Les tensions de la guerre en Iran et les chocs pétroliers dominent les discussions des BRICS en Inde
Le ministre des Affaires étrangères indien, Subrahmanyam Jaishankar, a appelé à des « flux maritimes sûrs et non entravés » par les eaux internationales, y compris le détroit d'Ormuz , alors que les nations politiquement divisées des BRICS se sont réunies à New Delhi jeudi.
« Nous nous réunissons à un moment de flux considérable dans les relations internationales », a déclaré Jaishankar dans ses remarques d'ouverture. « Il y a une attente croissante, particulièrement de la part des marchés émergents et des pays en développement, que les BRICS jouent un rôle constructif et stabilisateur », a-t-il déclaré.
L'appel de Jaishankar pour la stabilité intervient au milieu des divisions internes au sein du groupe qui s'est élargi au fil des ans.
Les BRICS incluent désormais l'Égypte, l'Éthiopie, l'Iran, l'Indonésie et les Émirats Arabes Unis (EAU), en plus des membres d'origine : le Brésil, la Russie, l'Inde, la Chine et l'Afrique du Sud.
Tous les pays des BRICS ne sont pas d'accord
Les membres des BRICS, à savoir l'Iran et les EAU, étaient particulièrement en désaccord avant la réunion en raison de la guerre en Iran.
Les experts craignent maintenant que le groupe ne peine à s'accorder sur une formulation commune pour même décrire la guerre États-Unis-Israël contre l'Iran et le conflit plus large au Moyen-Orient.
Jaishankar a également appelé les dirigeants à « aborder le recours croissant aux mesures de coercition unilatérales et sanctions incompatibles avec le droit international et la Charte des Nations Unies ».
Pourquoi la réunion des ministres des Affaires étrangères des BRICS est-elle si importante ?
Le bloc des économies émergentes des BRICS cherche depuis longtemps à se présenter comme un contrepoids à la domination occidentale.
L'Afrique du Sud a rejoint en 2010, et le groupe s'est élargi à nouveau en janvier 2024 pour inclure l'Égypte, l'Éthiopie, l'Iran, l'Arabie saoudite et les ÉAU. L'Indonésie est devenue membre à part entière en 2025.
La réunion de jeudi survient également sur fond de guerre américano-israélienne avec l'Iran, qui a perturbé les approvisionnements mondiaux critiques en pétrole, gaz et matières premières.
Des discussions sur la sécurité énergétique au cœur des débats
L'Inde, qui préside les BRICS pour 2026, est également confrontée à un manque de réserves de devises. Le Premier ministre indien Narendra Modi a exhorté les citoyens à éviter d'acheter de l'or pendant un an et à économiser du carburant pour aider à gérer la crise.
Les discussions devraient se concentrer sur la sécurité énergétique, le détroit d'Ormuz et le commerce en monnaies locales.
L'Iran appelle à une condamnation sans équivoque des États-Unis et d'Israël
Le ministre des Affaires étrangères iranien Abbas Araghchi a appelé les autres membres des BRICS à condamner sans équivoque les attaques des États-Unis et d'Israël contre l'Iran — une demande qui sera probablement rejetée par plusieurs membres, y compris les EAU et l'Arabie saoudite.

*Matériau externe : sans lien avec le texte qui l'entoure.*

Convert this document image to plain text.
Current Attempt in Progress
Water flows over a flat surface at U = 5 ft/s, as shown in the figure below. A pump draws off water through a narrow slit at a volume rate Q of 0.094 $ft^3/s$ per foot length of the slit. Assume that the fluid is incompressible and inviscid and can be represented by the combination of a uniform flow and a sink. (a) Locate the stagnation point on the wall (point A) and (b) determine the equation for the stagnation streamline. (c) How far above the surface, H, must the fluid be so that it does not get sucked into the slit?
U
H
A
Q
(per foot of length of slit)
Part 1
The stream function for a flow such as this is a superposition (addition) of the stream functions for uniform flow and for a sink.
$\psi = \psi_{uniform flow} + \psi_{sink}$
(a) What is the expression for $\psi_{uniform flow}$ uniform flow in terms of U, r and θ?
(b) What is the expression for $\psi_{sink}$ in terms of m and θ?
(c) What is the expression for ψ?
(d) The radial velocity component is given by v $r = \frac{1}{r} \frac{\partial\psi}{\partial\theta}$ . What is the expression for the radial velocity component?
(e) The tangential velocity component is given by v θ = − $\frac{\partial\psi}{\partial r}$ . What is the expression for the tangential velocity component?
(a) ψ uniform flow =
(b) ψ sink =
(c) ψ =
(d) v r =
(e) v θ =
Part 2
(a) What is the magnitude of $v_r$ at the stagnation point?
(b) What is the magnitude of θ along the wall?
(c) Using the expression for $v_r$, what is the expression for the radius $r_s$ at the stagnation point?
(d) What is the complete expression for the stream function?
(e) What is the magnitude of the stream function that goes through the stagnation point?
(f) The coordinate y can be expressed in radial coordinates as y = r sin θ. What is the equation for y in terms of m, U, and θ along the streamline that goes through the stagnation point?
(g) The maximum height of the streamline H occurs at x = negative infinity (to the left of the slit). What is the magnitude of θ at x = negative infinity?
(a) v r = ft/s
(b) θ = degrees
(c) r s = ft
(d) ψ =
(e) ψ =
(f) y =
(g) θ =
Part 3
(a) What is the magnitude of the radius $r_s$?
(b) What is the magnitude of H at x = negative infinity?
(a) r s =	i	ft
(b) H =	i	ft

Les remarques d'Araghchi sont venues quelques heures après que le bureau du Premier ministre israélien Benjamin Netanyahu a déclaré qu'il avait secrètement visité les EAU pendant la guerre américano-israélienne avec l'Iran pour renforcer les liens.
Voyage secret de Netanyahu aux EAU
Netanyahu aurait rencontré le président des EAU, Sheikh Mohammed ben Zayed Al Nahyan, lors d'un rassemblement qui « a abouti à une percée historique dans les relations entre » les deux pays, selon une déclaration israélienne.
Les EAU ont rapidement nié la visite et ont déclaré que ses relations avec Israël étaient « publiques » et « non basées sur des accords non transparents ou non officiels ».
Araghchi a réagi aux affirmations d'Israël dans un message à peine voilé sur les réseaux sociaux, sans nommer les EAU.
« L'inimitié avec le Grand Peuple d'Iran est un pari insensé. La collusion avec Israël en ce sens : impardonnable », a-t-il écrit, ajoutant que « ceux qui collaborent avec Israël » seraient « tenus pour responsables ».
Les EAU et Israël ont normalisé les relations en 2020 dans le cadre des Accords d'Abraham et semblent avoir renforcé les liens pendant la guerre en Iran. Téhéran a critiqué les accords et accusé Israël de maintenir une présence militaire et de renseignement aux EAU.
L'Iran a ciblé les EAU plus que tout autre pays pendant le conflit, qui a été déclenché par les frappes américano-israéliennes sur la République islamique fin février.